Media Strategy

How to effectively communicate through the media: Tools and mechanisms

Promoting an effective alliance with the media entails SAI eagerness to ensure that journalists understand audit reports and can deliver the message accurately. Writing clear press briefings and targeting the right media audience (that is, the journalist in charge) are indeed helpful but do not alone guarantee success.

SAIs can implement several strategies to produce improved communication with the media:

Media lock-ups

Holding media bootcamps allows journalists to digest a report, ask questions, and prepare their columns or news reports before an audit report is published. Hence, it is published, the information is accurately and effectively delivered to a broad audience. In some cases, journalists need to sign confidentiality agreements to take part in these events to avoid press leaks.

News conference

When a report is publicly released, the SAI can hold a news conference in which the head or an appointed representative delivers an opening statement and answers questions from journalists. The focus of the opening statement should be on key findings and conclusions in general.

Media interviews

Once the report is made public, SAI officials can be contacted by the media (print, radio, electronic, and television) to provide further insights on audit findings.

Question-and-answer practice sessions

It can be useful to offer auditors practice sessions before they attend press conferences or give interviews. These sessions focus on the kinds of questions that journalists are likely to ask so that SAI officials are well prepared for similar events involving the wider public.

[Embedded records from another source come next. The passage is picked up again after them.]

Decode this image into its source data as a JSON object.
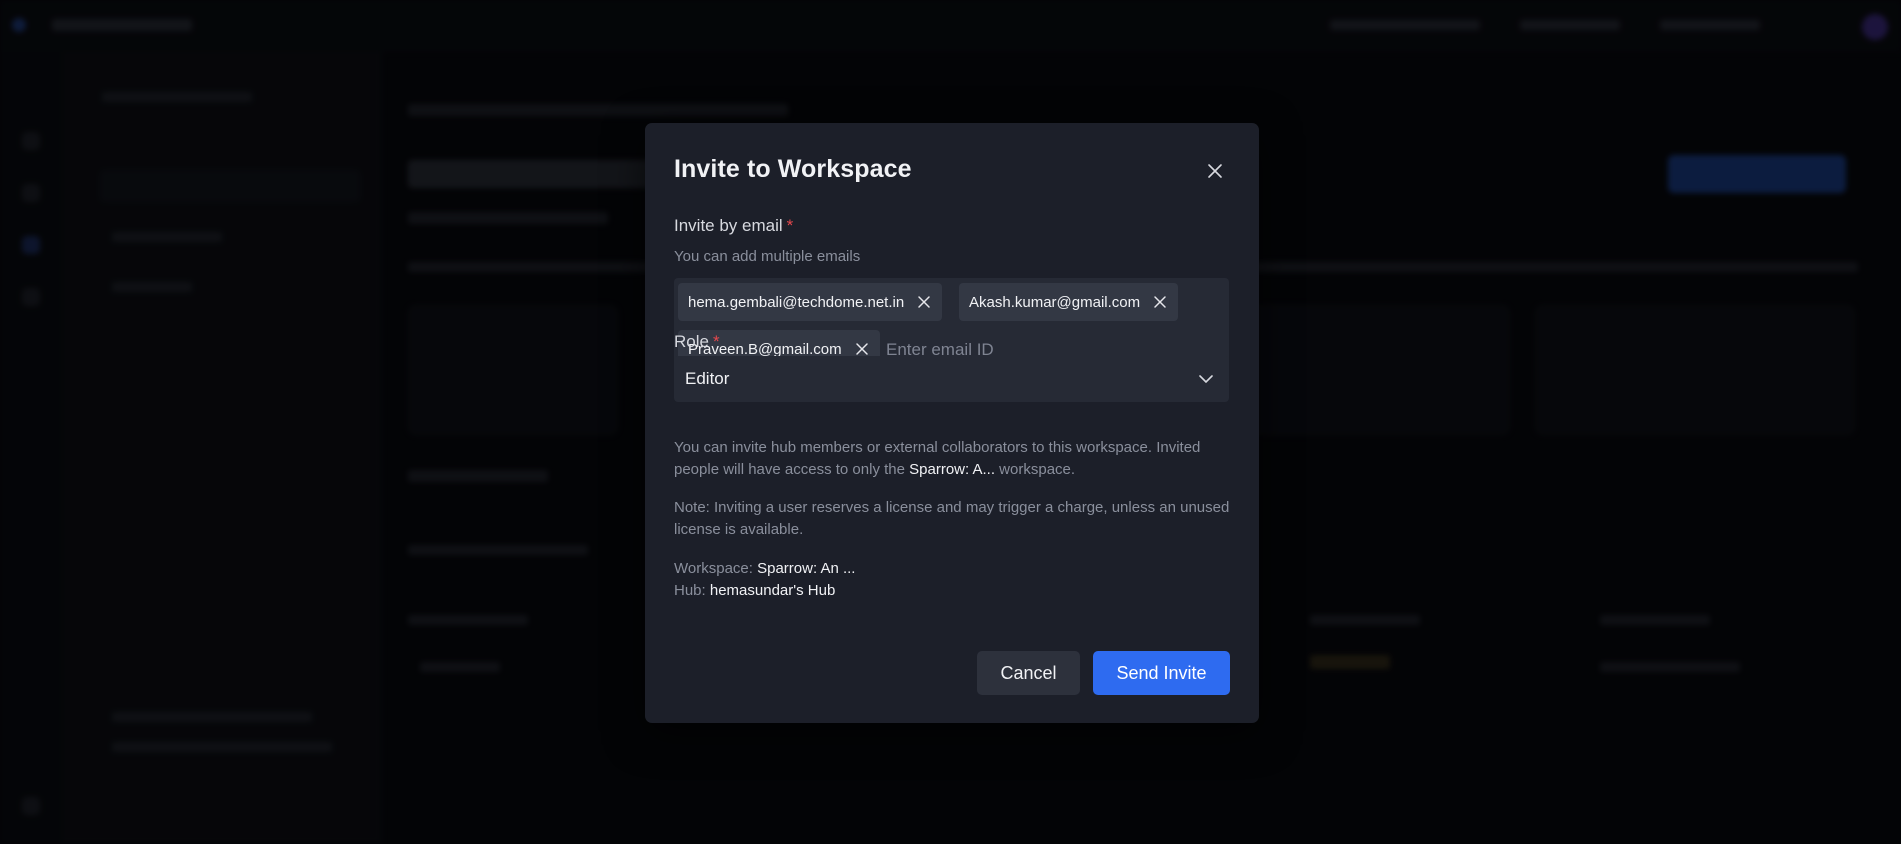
{
  "modal": {
    "title": "Invite to Workspace",
    "close_icon": "close-icon"
  },
  "invite_by_email": {
    "label": "Invite by email",
    "required_mark": "*",
    "hint": "You can add multiple emails",
    "emails": [
      "hema.gembali@techdome.net.in",
      "Akash.kumar@gmail.com",
      "Praveen.B@gmail.com"
    ],
    "remove_icon": "close-icon",
    "input_placeholder": "Enter email ID"
  },
  "role": {
    "label": "Role",
    "required_mark": "*",
    "selected": "Editor",
    "chevron_icon": "chevron-down-icon"
  },
  "info": {
    "line_prefix": "You can invite hub members or external collaborators to this workspace. Invited people will have access to only the ",
    "workspace_short": "Sparrow: A...",
    "line_suffix": " workspace.",
    "note": "Note: Inviting a user reserves a license and may trigger a charge, unless an unused license is available."
  },
  "footer": {
    "workspace_label": "Workspace:",
    "workspace_value": "Sparrow: An ...",
    "hub_label": "Hub:",
    "hub_value": "hemasundar's Hub",
    "cancel_label": "Cancel",
    "send_label": "Send Invite"
  },
  "colors": {
    "accent": "#2e6bf0",
    "required": "#e5484d",
    "modal_bg": "#1c1f29"
  }
}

Workshops with journalists

SAIs can organize workshops so as to explain to journalists how audit exercises are planned and executed and how reports should be read. Some SAIs coordinate training activities to present information systems and platforms to journalists so that they can make the most of SAI tools when working on an article about a specific subject that may not be related to a recent audit process.

Social media

Some SAIs are starting to use social media as a way to get short messages out to wider—and often younger—audiences. Facebook and Twitter are the main tools for delivering the message in real time to this audience.

SAI contact point

SAIs should name a representative officially in charge of establishing communication with the media. This will contribute to setting clear responsibilities for the staff and building sustainable relationships of trust and confidentiality with external stakeholders.


In 2011, the SAI of Hungary launched the SAO News Portal, a website aimed at providing fast, fresh, authentic, and unbiased information to the public. Through this initiative, the SAO expected to boost publication activity (news about official and unofficial events, audit-related scientific activities, meetings with leaders from other organizations, and audit reports), increase the institution´s reputation, and reduce the distance between the public and SAO, while also strengthening staff commitment to institutional objectives.

A major goal of expanding SAO’s online communication channel was to encourage stakeholders (the public, the media, members of Parliament, and SAO officials) to consider the websites as the primary source of SAO-related news and information. To achieve that objective, a new publishing process and method were developed. At the same time, to ensure the quality of the website, employees were trained for communication. The training focused on both technical and content-related elements of writing news for the website, editing them, and uploading them with pictures that draw public attention to the audited topic.

The launch of SAO News Portal led to an increase in the number of news articles published and a change in attitude throughout the organization. During the test period, 148 articles were published, and in the second three months, that number reached 170. In the first quarter of 2010, by contrast, only 8 articles were published. Altogether, 755 articles were published in 2011. As for the topics of the news released, the biggest proportion (43 percent) dealt with audits. In 2012, 734 articles were published and, according to statistics, the number of visitors to the website increased by 70 percent compared with 2011.

During the past decade, the Brazilian SAI has taken a number of actions to better communicate its main findings from the audit of the year-end government report—that is, the Accounts of the President of the Republic (CPR)—and has also been supported by increased TCU (the Brazilian Federal Court of Accounts) capacity for relations with Congress and the media.

Actions specific to the audit findings for the CPR include an executive summary on the audit report, a dedicated webpage for the audit opinion and audit report, and media-friendly “synthesis sheets.” Specifically for the audit of the FY 2011 CPR, the TCU hosted a seminar with stakeholders from the federal executive, launched a journalism award, and hosted a series of activities with major Brazilian universities. Communication of the audit findings for the CPR have also benefited from TCU actions to strengthen its institutional communications system. The responsibilities and resourcing of TCU units interacting with the National Congress and the media have been increased, with a direct effect on the communication of TCU control and oversight processes.